MÜNCHEN/JERUSALEM/LUDWIGSBURG
- Gegen den mutmaßlichen NS-Verbrecher Iwan Demjanjuk
hat das Amtsgericht München Haftbefehl erlassen. Der
in den USA lebende 88-Jährige sei dringend verdächtig,
von März bis Ende September 1943 als Wachmann im Vernichtungslager
Sobibor im heutigen Polen Beihilfe zum Mord an mindestens
29 000 Menschen jüdischen Glaubens geleistet zu haben,
teilte die Staatsanwaltschaft München I am Mittwoch
mit. Der Verdächtige war in einem NS-Prozess in Israel
bereits zum Tode verurteilt, später aber wieder freigesprochen
worden. Sobald der Beschuldigte in Deutschland sei, werde
voraussichtlich Anklage vor dem Schwurgericht des Landgerichts
München II erhoben, erklärte der Leitende Oberstaatsanwalt
Manfred Nötzel.
Der Haftbefehl wurde beantragt, nachdem ein Gutachten des
Bayerischen Landeskriminalamtes die Echtheit des SS-Dienstausweises
des
gebürtigen Ukrainers bestätigt hatte. Die Bundesregierung
sei über den Haftbefehl informiert worden. "Das weitere
Vorgehen der Staatsanwaltschaft München I erfolgt in enger
Abstimmung mit der Bundesregierung", hieß es.
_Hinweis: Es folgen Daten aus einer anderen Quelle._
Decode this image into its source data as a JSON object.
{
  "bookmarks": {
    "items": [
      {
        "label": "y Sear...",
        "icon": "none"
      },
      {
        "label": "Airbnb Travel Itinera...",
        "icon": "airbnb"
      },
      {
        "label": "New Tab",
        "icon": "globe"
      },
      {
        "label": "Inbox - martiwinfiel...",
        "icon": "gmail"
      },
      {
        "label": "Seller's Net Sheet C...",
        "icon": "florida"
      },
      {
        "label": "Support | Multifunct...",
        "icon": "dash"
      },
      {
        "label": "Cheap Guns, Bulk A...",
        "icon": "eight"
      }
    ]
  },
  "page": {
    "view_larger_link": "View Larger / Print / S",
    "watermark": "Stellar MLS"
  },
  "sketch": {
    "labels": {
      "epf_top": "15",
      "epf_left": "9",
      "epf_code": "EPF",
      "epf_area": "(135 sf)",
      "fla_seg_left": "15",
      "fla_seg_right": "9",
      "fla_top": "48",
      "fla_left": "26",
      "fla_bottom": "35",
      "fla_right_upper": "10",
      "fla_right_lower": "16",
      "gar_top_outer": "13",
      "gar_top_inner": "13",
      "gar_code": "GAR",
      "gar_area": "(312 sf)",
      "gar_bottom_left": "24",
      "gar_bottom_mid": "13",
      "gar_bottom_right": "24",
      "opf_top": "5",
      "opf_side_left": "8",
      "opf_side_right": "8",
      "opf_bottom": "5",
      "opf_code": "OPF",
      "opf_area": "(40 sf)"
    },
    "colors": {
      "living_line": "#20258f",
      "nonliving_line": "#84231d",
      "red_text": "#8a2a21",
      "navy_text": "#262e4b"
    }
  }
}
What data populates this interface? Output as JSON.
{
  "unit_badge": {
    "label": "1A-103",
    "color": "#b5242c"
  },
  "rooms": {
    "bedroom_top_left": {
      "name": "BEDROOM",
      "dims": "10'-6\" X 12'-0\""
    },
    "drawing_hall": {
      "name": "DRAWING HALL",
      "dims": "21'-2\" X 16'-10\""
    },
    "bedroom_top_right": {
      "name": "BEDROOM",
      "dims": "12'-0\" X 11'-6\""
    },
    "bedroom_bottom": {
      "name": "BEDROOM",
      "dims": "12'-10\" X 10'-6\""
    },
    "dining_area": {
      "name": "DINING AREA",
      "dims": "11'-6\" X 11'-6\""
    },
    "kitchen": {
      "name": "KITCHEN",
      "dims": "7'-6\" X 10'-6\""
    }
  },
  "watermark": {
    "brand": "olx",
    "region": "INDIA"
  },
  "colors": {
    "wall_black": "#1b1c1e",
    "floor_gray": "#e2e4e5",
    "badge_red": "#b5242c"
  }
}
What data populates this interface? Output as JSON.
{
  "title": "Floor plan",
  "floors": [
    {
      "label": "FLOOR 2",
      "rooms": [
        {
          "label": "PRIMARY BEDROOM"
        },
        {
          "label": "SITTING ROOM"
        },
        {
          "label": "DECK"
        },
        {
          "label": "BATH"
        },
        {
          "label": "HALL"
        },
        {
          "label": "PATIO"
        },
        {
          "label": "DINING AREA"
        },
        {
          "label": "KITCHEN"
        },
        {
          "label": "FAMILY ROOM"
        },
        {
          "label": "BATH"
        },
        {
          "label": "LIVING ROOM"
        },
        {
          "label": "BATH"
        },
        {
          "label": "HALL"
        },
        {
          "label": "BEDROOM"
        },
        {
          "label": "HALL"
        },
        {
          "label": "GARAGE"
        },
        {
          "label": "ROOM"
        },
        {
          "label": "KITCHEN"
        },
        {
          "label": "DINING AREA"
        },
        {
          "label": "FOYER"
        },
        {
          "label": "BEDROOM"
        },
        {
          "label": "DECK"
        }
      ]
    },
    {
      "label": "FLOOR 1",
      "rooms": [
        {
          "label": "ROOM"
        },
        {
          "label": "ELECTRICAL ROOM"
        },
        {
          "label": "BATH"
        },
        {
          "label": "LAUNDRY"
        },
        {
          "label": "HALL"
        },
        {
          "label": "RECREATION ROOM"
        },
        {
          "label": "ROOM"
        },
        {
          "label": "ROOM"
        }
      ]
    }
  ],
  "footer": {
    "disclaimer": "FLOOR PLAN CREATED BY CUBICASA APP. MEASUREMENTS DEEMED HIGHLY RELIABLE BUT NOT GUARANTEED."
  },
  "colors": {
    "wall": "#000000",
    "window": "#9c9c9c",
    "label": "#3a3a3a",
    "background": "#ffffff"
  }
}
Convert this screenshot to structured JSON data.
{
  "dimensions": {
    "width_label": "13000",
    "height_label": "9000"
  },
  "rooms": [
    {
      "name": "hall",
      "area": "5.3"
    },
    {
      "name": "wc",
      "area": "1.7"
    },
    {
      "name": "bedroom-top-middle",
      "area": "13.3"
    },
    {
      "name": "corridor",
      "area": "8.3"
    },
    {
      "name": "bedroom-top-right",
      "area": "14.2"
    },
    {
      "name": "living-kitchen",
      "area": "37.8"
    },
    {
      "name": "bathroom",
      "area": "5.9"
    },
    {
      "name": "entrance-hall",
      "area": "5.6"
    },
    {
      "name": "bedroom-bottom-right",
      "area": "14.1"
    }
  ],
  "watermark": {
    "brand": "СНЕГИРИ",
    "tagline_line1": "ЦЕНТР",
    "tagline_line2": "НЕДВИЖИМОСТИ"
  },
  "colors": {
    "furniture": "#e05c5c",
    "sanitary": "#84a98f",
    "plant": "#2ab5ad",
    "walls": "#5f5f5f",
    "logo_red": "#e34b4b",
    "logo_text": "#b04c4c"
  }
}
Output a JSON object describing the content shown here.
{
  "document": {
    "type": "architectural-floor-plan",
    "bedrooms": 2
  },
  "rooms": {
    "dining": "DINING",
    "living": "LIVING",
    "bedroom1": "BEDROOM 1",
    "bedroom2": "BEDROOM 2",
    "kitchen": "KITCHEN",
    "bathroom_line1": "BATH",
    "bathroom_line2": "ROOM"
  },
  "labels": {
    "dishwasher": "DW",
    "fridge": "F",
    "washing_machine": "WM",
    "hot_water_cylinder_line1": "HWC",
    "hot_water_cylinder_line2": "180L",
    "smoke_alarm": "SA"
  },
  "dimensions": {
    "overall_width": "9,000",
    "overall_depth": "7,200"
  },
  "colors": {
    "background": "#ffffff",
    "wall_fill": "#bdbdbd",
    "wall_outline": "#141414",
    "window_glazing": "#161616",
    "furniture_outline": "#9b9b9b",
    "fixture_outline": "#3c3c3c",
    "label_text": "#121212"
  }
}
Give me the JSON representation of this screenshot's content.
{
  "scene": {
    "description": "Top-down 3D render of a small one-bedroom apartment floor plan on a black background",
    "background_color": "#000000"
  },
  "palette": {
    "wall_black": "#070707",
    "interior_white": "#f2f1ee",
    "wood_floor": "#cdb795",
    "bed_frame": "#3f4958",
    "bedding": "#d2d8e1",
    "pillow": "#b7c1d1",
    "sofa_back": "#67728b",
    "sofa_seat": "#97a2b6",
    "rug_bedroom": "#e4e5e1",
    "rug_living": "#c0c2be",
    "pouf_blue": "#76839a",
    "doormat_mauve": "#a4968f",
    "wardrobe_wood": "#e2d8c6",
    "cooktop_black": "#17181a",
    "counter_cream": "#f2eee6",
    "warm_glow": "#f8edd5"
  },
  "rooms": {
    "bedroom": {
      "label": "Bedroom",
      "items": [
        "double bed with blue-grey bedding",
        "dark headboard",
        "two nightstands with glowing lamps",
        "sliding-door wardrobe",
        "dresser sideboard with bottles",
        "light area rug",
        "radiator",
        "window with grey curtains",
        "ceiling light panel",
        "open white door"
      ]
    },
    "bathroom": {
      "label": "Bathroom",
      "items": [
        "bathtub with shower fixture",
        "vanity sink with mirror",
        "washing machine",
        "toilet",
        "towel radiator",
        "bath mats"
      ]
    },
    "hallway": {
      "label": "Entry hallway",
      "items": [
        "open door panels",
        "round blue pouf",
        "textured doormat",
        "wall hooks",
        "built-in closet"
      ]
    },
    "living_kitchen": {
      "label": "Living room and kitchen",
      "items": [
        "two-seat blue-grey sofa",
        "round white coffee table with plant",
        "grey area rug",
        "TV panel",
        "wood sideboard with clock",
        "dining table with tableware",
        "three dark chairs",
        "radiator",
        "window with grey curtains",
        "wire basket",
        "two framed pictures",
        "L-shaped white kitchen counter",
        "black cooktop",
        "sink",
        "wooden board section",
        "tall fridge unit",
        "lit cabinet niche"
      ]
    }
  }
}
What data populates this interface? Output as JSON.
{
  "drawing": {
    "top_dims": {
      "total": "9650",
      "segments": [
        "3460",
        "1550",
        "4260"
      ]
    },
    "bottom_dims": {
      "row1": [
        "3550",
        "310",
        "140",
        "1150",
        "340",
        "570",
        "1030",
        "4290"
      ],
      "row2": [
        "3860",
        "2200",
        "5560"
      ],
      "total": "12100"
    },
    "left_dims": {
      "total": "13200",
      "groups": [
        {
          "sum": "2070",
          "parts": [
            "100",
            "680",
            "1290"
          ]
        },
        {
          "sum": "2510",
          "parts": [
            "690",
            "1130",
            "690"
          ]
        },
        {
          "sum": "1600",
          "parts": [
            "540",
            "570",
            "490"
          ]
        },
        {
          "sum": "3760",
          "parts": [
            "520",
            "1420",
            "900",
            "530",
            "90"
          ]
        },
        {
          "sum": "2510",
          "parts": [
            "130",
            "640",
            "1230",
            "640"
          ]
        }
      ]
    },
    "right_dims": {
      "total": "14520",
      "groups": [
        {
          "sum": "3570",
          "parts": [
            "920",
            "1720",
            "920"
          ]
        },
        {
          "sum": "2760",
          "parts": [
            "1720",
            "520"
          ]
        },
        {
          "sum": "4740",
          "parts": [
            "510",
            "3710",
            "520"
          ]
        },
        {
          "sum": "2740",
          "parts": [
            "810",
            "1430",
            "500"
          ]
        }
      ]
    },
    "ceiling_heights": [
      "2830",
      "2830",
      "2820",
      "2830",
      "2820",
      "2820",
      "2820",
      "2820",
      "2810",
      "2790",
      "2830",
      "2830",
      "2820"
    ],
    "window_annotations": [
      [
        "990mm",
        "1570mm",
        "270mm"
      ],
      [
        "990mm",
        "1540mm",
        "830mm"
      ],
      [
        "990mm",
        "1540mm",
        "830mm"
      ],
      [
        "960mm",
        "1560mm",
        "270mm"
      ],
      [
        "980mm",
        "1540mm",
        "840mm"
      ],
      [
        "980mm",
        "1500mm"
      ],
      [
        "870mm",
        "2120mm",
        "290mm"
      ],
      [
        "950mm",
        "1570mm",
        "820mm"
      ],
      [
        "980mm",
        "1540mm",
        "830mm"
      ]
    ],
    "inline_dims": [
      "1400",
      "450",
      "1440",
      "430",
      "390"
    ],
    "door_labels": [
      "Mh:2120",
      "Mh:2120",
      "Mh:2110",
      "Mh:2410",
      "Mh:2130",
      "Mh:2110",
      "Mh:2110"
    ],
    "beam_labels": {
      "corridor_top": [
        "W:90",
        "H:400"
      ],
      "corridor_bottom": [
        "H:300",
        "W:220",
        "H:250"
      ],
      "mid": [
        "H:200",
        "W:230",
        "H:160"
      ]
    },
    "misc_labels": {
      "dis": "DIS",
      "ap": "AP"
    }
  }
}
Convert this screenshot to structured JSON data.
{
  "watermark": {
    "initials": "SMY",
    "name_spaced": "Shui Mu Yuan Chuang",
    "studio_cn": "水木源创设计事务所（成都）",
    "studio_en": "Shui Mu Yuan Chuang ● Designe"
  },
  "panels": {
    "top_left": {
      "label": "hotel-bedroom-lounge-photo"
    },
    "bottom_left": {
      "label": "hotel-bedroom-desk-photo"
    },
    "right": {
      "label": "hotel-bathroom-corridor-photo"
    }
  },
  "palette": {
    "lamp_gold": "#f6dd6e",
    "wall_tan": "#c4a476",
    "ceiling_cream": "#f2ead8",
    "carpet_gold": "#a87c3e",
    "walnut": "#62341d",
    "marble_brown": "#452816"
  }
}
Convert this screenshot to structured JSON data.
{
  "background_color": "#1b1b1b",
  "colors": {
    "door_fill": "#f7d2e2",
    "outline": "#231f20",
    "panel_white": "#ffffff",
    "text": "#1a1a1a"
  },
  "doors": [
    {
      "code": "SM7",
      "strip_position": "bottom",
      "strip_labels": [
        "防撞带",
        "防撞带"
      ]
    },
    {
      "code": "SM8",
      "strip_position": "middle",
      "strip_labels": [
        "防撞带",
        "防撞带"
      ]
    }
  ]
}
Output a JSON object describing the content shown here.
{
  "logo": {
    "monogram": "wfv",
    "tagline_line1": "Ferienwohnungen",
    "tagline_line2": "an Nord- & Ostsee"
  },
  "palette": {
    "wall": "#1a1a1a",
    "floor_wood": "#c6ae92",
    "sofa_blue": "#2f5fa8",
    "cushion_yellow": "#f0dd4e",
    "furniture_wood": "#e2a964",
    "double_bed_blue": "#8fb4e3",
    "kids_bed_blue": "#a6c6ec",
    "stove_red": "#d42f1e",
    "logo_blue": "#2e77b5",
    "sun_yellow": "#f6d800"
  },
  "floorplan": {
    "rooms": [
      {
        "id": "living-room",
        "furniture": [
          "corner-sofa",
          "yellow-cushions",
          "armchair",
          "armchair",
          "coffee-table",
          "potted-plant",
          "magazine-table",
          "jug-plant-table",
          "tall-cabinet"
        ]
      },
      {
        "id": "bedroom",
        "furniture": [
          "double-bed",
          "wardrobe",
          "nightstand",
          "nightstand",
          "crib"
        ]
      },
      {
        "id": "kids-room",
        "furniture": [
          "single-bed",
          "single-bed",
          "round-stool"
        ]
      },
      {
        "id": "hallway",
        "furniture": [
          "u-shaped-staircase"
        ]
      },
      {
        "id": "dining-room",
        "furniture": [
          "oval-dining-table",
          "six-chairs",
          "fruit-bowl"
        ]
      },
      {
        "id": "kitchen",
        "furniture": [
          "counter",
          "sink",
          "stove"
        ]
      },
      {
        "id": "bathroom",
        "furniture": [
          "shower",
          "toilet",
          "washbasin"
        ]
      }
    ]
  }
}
Das Simon Wiesenthal Center in Jerusalem äußert
in einer Mitteilung "tiefe Besorgnis wegen der andauernden
Verzögerungen beim Auslieferungsverfahren". Der
Nazijäger und Direktor des Centers, Efraim Zuroff, erinnerte
Bayerns Staatsregierung und Justizbehörden brieflich,
die Zentrale Stelle der Landesjustizverwaltungen in Ludwigsburg
habe ihre Voruntersuchungen schon vor Monaten abgeschlossen.
Aber "die bayerischen Justizbehörden haben bisher
die notwendigen Schritte dazu nicht unternommen", klagte
er.
Iwan "John" Demjanjuk, der als Staatenloser im
US-Bundesstaat Ohio lebt, soll laut Ermittlerquellen zu den
sogenannten Trawniki gehört haben, einer Schar von "Hilfswilligen".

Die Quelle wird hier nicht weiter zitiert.